New York (AFP)

In the doldrums of air transport, the governor of New York celebrated the progress of a vast modernization project at La Guardia airport on Wednesday, saying he was certain that the sector would rebound.

"Are we going to need airports? Yes, we are going to need airports," said Governor Andrew Cuomo, opening the new terminal B at Queens Airport, which will open to the public on Saturday.

"The planes will fly, the cars will run, the trains too, life goes on post-Covid", continued the elected democrat, who advocates a revival of major infrastructure projects in the face of the recession unprecedented since the 1930s hitting the United States.

"There is no doubt that air travel will recover, the question is not + if + but + when +", also assured Rick Cotton, executive director of Port Authority, the public establishment which manages the airports of the New York region.
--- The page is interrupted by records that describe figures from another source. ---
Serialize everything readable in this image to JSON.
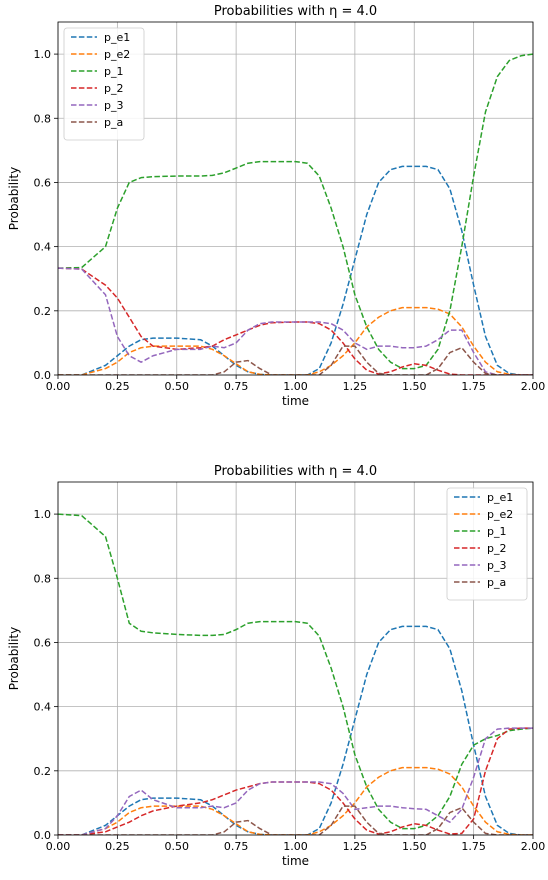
{
  "chart_data": [
    {
      "type": "line",
      "title": "Probabilities with η = 4.0",
      "xlabel": "time",
      "ylabel": "Probability",
      "xlim": [
        0,
        2
      ],
      "ylim": [
        0,
        1.1
      ],
      "xticks": [
        "0.00",
        "0.25",
        "0.50",
        "0.75",
        "1.00",
        "1.25",
        "1.50",
        "1.75",
        "2.00"
      ],
      "yticks": [
        "0.0",
        "0.2",
        "0.4",
        "0.6",
        "0.8",
        "1.0"
      ],
      "grid": true,
      "legend_position": "top-left",
      "x": [
        0,
        0.1,
        0.2,
        0.25,
        0.3,
        0.35,
        0.4,
        0.5,
        0.6,
        0.65,
        0.7,
        0.75,
        0.8,
        0.85,
        0.9,
        1.0,
        1.05,
        1.1,
        1.15,
        1.2,
        1.25,
        1.3,
        1.35,
        1.4,
        1.45,
        1.5,
        1.55,
        1.6,
        1.65,
        1.7,
        1.75,
        1.8,
        1.85,
        1.9,
        1.95,
        2.0
      ],
      "series": [
        {
          "name": "p_e1",
          "color": "#1f77b4",
          "values": [
            0,
            0,
            0.03,
            0.06,
            0.09,
            0.11,
            0.115,
            0.115,
            0.11,
            0.09,
            0.06,
            0.03,
            0.01,
            0.002,
            0,
            0,
            0,
            0.02,
            0.1,
            0.22,
            0.36,
            0.5,
            0.6,
            0.64,
            0.65,
            0.65,
            0.65,
            0.64,
            0.58,
            0.45,
            0.28,
            0.12,
            0.03,
            0.005,
            0,
            0
          ]
        },
        {
          "name": "p_e2",
          "color": "#ff7f0e",
          "values": [
            0,
            0,
            0.02,
            0.04,
            0.07,
            0.085,
            0.09,
            0.09,
            0.09,
            0.08,
            0.06,
            0.035,
            0.01,
            0.002,
            0,
            0,
            0,
            0.01,
            0.03,
            0.06,
            0.1,
            0.15,
            0.18,
            0.2,
            0.21,
            0.21,
            0.21,
            0.205,
            0.19,
            0.15,
            0.09,
            0.04,
            0.01,
            0.002,
            0,
            0
          ]
        },
        {
          "name": "p_1",
          "color": "#2ca02c",
          "values": [
            0.333,
            0.335,
            0.4,
            0.52,
            0.6,
            0.615,
            0.618,
            0.62,
            0.62,
            0.622,
            0.63,
            0.645,
            0.66,
            0.665,
            0.665,
            0.665,
            0.66,
            0.62,
            0.52,
            0.4,
            0.25,
            0.15,
            0.08,
            0.04,
            0.02,
            0.02,
            0.03,
            0.08,
            0.2,
            0.4,
            0.62,
            0.82,
            0.93,
            0.98,
            0.995,
            1.0
          ]
        },
        {
          "name": "p_2",
          "color": "#d62728",
          "values": [
            0.333,
            0.33,
            0.28,
            0.24,
            0.18,
            0.12,
            0.09,
            0.08,
            0.085,
            0.09,
            0.11,
            0.125,
            0.14,
            0.155,
            0.163,
            0.165,
            0.165,
            0.16,
            0.14,
            0.1,
            0.05,
            0.015,
            0.003,
            0.01,
            0.025,
            0.035,
            0.03,
            0.015,
            0.003,
            0,
            0,
            0,
            0,
            0,
            0,
            0
          ]
        },
        {
          "name": "p_3",
          "color": "#9467bd",
          "values": [
            0.333,
            0.33,
            0.25,
            0.12,
            0.06,
            0.04,
            0.06,
            0.08,
            0.08,
            0.09,
            0.085,
            0.1,
            0.14,
            0.16,
            0.165,
            0.165,
            0.165,
            0.165,
            0.16,
            0.14,
            0.1,
            0.08,
            0.09,
            0.09,
            0.085,
            0.085,
            0.09,
            0.11,
            0.14,
            0.14,
            0.07,
            0.01,
            0,
            0,
            0,
            0
          ]
        },
        {
          "name": "p_a",
          "color": "#8c564b",
          "values": [
            0,
            0,
            0,
            0,
            0,
            0,
            0,
            0,
            0,
            0,
            0.01,
            0.04,
            0.045,
            0.02,
            0,
            0,
            0,
            0,
            0.03,
            0.09,
            0.09,
            0.04,
            0.005,
            0,
            0,
            0,
            0,
            0.02,
            0.07,
            0.085,
            0.04,
            0.005,
            0,
            0,
            0,
            0
          ]
        }
      ]
    },
    {
      "type": "line",
      "title": "Probabilities with η = 4.0",
      "xlabel": "time",
      "ylabel": "Probability",
      "xlim": [
        0,
        2
      ],
      "ylim": [
        0,
        1.1
      ],
      "xticks": [
        "0.00",
        "0.25",
        "0.50",
        "0.75",
        "1.00",
        "1.25",
        "1.50",
        "1.75",
        "2.00"
      ],
      "yticks": [
        "0.0",
        "0.2",
        "0.4",
        "0.6",
        "0.8",
        "1.0"
      ],
      "grid": true,
      "legend_position": "top-right",
      "x": [
        0,
        0.1,
        0.2,
        0.25,
        0.3,
        0.35,
        0.4,
        0.5,
        0.6,
        0.65,
        0.7,
        0.75,
        0.8,
        0.85,
        0.9,
        1.0,
        1.05,
        1.1,
        1.15,
        1.2,
        1.25,
        1.3,
        1.35,
        1.4,
        1.45,
        1.5,
        1.55,
        1.6,
        1.65,
        1.7,
        1.75,
        1.8,
        1.85,
        1.9,
        1.95,
        2.0
      ],
      "series": [
        {
          "name": "p_e1",
          "color": "#1f77b4",
          "values": [
            0,
            0,
            0.03,
            0.06,
            0.09,
            0.11,
            0.115,
            0.115,
            0.11,
            0.09,
            0.06,
            0.03,
            0.01,
            0.002,
            0,
            0,
            0,
            0.02,
            0.1,
            0.22,
            0.36,
            0.5,
            0.6,
            0.64,
            0.65,
            0.65,
            0.65,
            0.64,
            0.58,
            0.45,
            0.28,
            0.12,
            0.03,
            0.005,
            0,
            0
          ]
        },
        {
          "name": "p_e2",
          "color": "#ff7f0e",
          "values": [
            0,
            0,
            0.02,
            0.04,
            0.07,
            0.085,
            0.09,
            0.09,
            0.09,
            0.08,
            0.06,
            0.035,
            0.01,
            0.002,
            0,
            0,
            0,
            0.01,
            0.03,
            0.06,
            0.1,
            0.15,
            0.18,
            0.2,
            0.21,
            0.21,
            0.21,
            0.205,
            0.19,
            0.15,
            0.09,
            0.04,
            0.01,
            0.002,
            0,
            0
          ]
        },
        {
          "name": "p_1",
          "color": "#2ca02c",
          "values": [
            1.0,
            0.995,
            0.93,
            0.8,
            0.66,
            0.635,
            0.63,
            0.625,
            0.622,
            0.622,
            0.625,
            0.64,
            0.66,
            0.665,
            0.665,
            0.665,
            0.66,
            0.62,
            0.52,
            0.4,
            0.25,
            0.15,
            0.08,
            0.04,
            0.02,
            0.02,
            0.03,
            0.06,
            0.12,
            0.22,
            0.28,
            0.3,
            0.31,
            0.325,
            0.33,
            0.333
          ]
        },
        {
          "name": "p_2",
          "color": "#d62728",
          "values": [
            0,
            0,
            0.01,
            0.025,
            0.04,
            0.06,
            0.075,
            0.09,
            0.1,
            0.11,
            0.125,
            0.14,
            0.15,
            0.16,
            0.165,
            0.165,
            0.165,
            0.16,
            0.14,
            0.1,
            0.05,
            0.015,
            0.003,
            0.01,
            0.025,
            0.035,
            0.03,
            0.015,
            0.003,
            0.005,
            0.05,
            0.2,
            0.3,
            0.33,
            0.333,
            0.333
          ]
        },
        {
          "name": "p_3",
          "color": "#9467bd",
          "values": [
            0,
            0,
            0.02,
            0.06,
            0.12,
            0.14,
            0.11,
            0.085,
            0.085,
            0.09,
            0.085,
            0.1,
            0.14,
            0.16,
            0.165,
            0.165,
            0.165,
            0.165,
            0.16,
            0.13,
            0.08,
            0.085,
            0.09,
            0.09,
            0.085,
            0.082,
            0.08,
            0.06,
            0.04,
            0.08,
            0.18,
            0.3,
            0.33,
            0.333,
            0.333,
            0.333
          ]
        },
        {
          "name": "p_a",
          "color": "#8c564b",
          "values": [
            0,
            0,
            0,
            0,
            0,
            0,
            0,
            0,
            0,
            0,
            0.01,
            0.04,
            0.045,
            0.02,
            0,
            0,
            0,
            0,
            0.03,
            0.09,
            0.09,
            0.04,
            0.005,
            0,
            0,
            0,
            0,
            0.02,
            0.07,
            0.085,
            0.04,
            0.005,
            0,
            0,
            0,
            0
          ]
        }
      ]
    }
  ]
}
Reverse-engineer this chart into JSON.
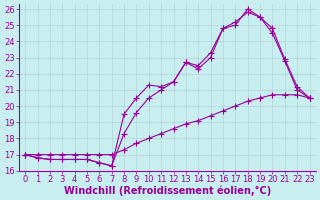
{
  "xlabel": "Windchill (Refroidissement éolien,°C)",
  "ylabel": "",
  "background_color": "#c8eef0",
  "grid_color": "#b0d4d8",
  "line_color": "#990099",
  "xlim": [
    -0.5,
    23.5
  ],
  "ylim": [
    16,
    26.3
  ],
  "xticks": [
    0,
    1,
    2,
    3,
    4,
    5,
    6,
    7,
    8,
    9,
    10,
    11,
    12,
    13,
    14,
    15,
    16,
    17,
    18,
    19,
    20,
    21,
    22,
    23
  ],
  "yticks": [
    16,
    17,
    18,
    19,
    20,
    21,
    22,
    23,
    24,
    25,
    26
  ],
  "line1_x": [
    0,
    1,
    2,
    3,
    4,
    5,
    6,
    7,
    8,
    9,
    10,
    11,
    12,
    13,
    14,
    15,
    16,
    17,
    18,
    19,
    20,
    21,
    22,
    23
  ],
  "line1_y": [
    17.0,
    16.8,
    16.7,
    16.7,
    16.7,
    16.7,
    16.5,
    16.3,
    18.3,
    19.6,
    20.5,
    21.0,
    21.5,
    22.7,
    22.3,
    23.0,
    24.8,
    25.0,
    26.0,
    25.5,
    24.5,
    22.8,
    21.0,
    20.5
  ],
  "line2_x": [
    0,
    1,
    2,
    3,
    4,
    5,
    6,
    7,
    8,
    9,
    10,
    11,
    12,
    13,
    14,
    15,
    16,
    17,
    18,
    19,
    20,
    21,
    22,
    23
  ],
  "line2_y": [
    17.0,
    16.8,
    16.7,
    16.7,
    16.7,
    16.7,
    16.5,
    16.3,
    19.5,
    20.5,
    21.3,
    21.2,
    21.5,
    22.7,
    22.5,
    23.3,
    24.8,
    25.2,
    25.8,
    25.5,
    24.8,
    22.9,
    21.2,
    20.5
  ],
  "line3_x": [
    0,
    1,
    2,
    3,
    4,
    5,
    6,
    7,
    8,
    9,
    10,
    11,
    12,
    13,
    14,
    15,
    16,
    17,
    18,
    19,
    20,
    21,
    22,
    23
  ],
  "line3_y": [
    17.0,
    17.0,
    17.0,
    17.0,
    17.0,
    17.0,
    17.0,
    17.0,
    17.3,
    17.7,
    18.0,
    18.3,
    18.6,
    18.9,
    19.1,
    19.4,
    19.7,
    20.0,
    20.3,
    20.5,
    20.7,
    20.7,
    20.7,
    20.5
  ],
  "tick_fontsize": 6,
  "xlabel_fontsize": 7,
  "marker": "P",
  "markersize": 2.5,
  "linewidth": 0.8
}
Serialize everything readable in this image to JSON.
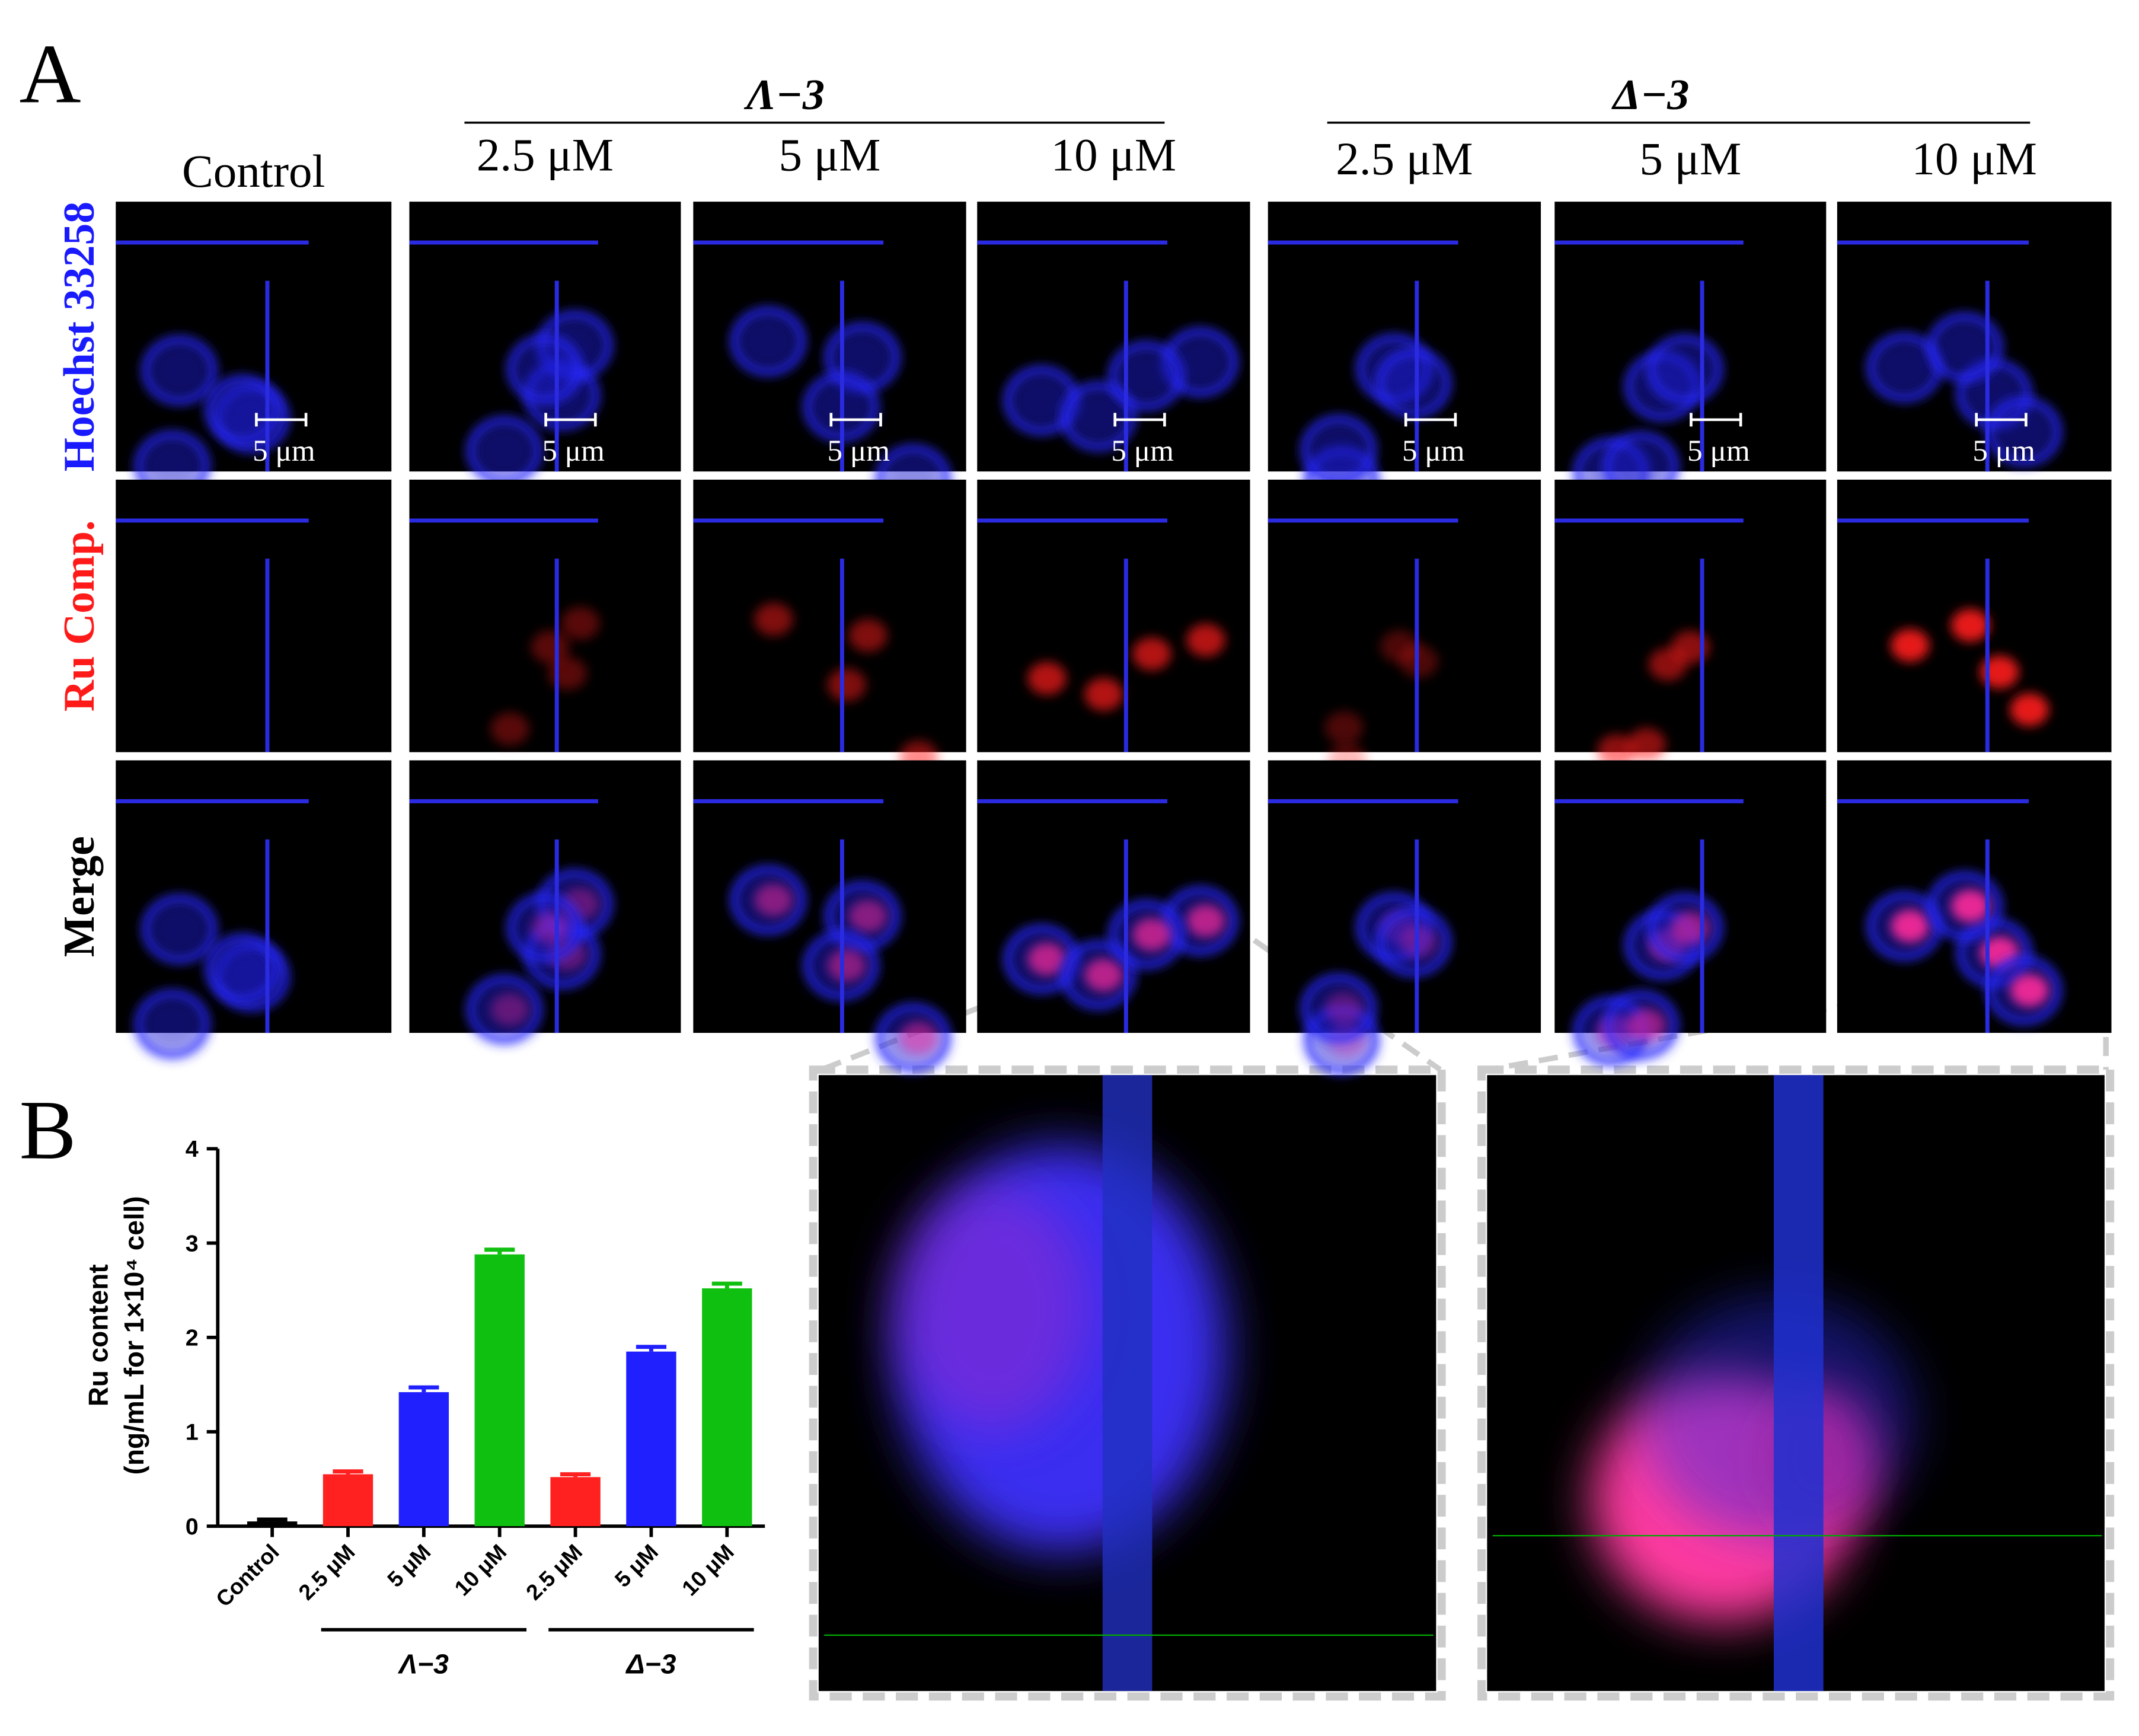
{
  "panel_a": {
    "label": "A",
    "groups": [
      "Λ−3",
      "Δ−3"
    ],
    "columns": [
      "Control",
      "2.5 μM",
      "5 μM",
      "10 μM",
      "2.5 μM",
      "5 μM",
      "10 μM"
    ],
    "rows": [
      "Hoechst 33258",
      "Ru Comp.",
      "Merge"
    ],
    "scale_bars": [
      "5 μm",
      "5 μm",
      "5 μm",
      "5 μm",
      "5 μm",
      "5 μm",
      "5 μm"
    ]
  },
  "panel_b": {
    "label": "B"
  },
  "chart_data": {
    "type": "bar",
    "y_label": [
      "Ru content",
      "(ng/mL for 1×10⁴ cell)"
    ],
    "categories": [
      "Control",
      "2.5 μM",
      "5 μM",
      "10 μM",
      "2.5 μM",
      "5 μM",
      "10 μM"
    ],
    "values": [
      0.05,
      0.55,
      1.42,
      2.88,
      0.52,
      1.85,
      2.52
    ],
    "errors": [
      0.02,
      0.03,
      0.05,
      0.05,
      0.03,
      0.05,
      0.05
    ],
    "colors": [
      "#000000",
      "#ff2020",
      "#2020ff",
      "#10c010",
      "#ff2020",
      "#2020ff",
      "#10c010"
    ],
    "group_labels": [
      "Λ−3",
      "Δ−3"
    ],
    "ylim": [
      0,
      4
    ],
    "yticks": [
      0,
      1,
      2,
      3,
      4
    ]
  }
}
He praised the size of the new terminal - 50% larger than the old -, improved cleaning operations and dispensers of hydroalcoholic gel in quantity as many measures that will ensure "the safety and health of passengers in the post world -Covid ".

"We needed this," said Cuomo, as New York was hit hard by the pandemic that killed more than 21,000 people. "We needed to see the light at the end of the tunnel (...), need to see New York standing, brilliant, need to remember that it is a great place".

Begun in 2015 and scheduled to be completed in a year and a half, the modernization of La Guardia, at a total cost of $ 8 billion, is one of the governor's emblematic projects.

La Guardia, opened in 1939, was described as a "third world" airport by Joe Biden, then vice-president, when the project was launched in 2015.

The airport saw some 30 million passengers pass in 2018, mainly on domestic flights.

The airline industry has contracted drastically due to containment measures due to the coronavirus, forcing large American companies like United to reduce their flights by 90%.

In April, at the peak of the epidemic, global traffic "bottomed out", down 94% from a year ago, according to the International Air Transport Association (Iata). It predicts a drop of more than half of the sector's revenues in 2020.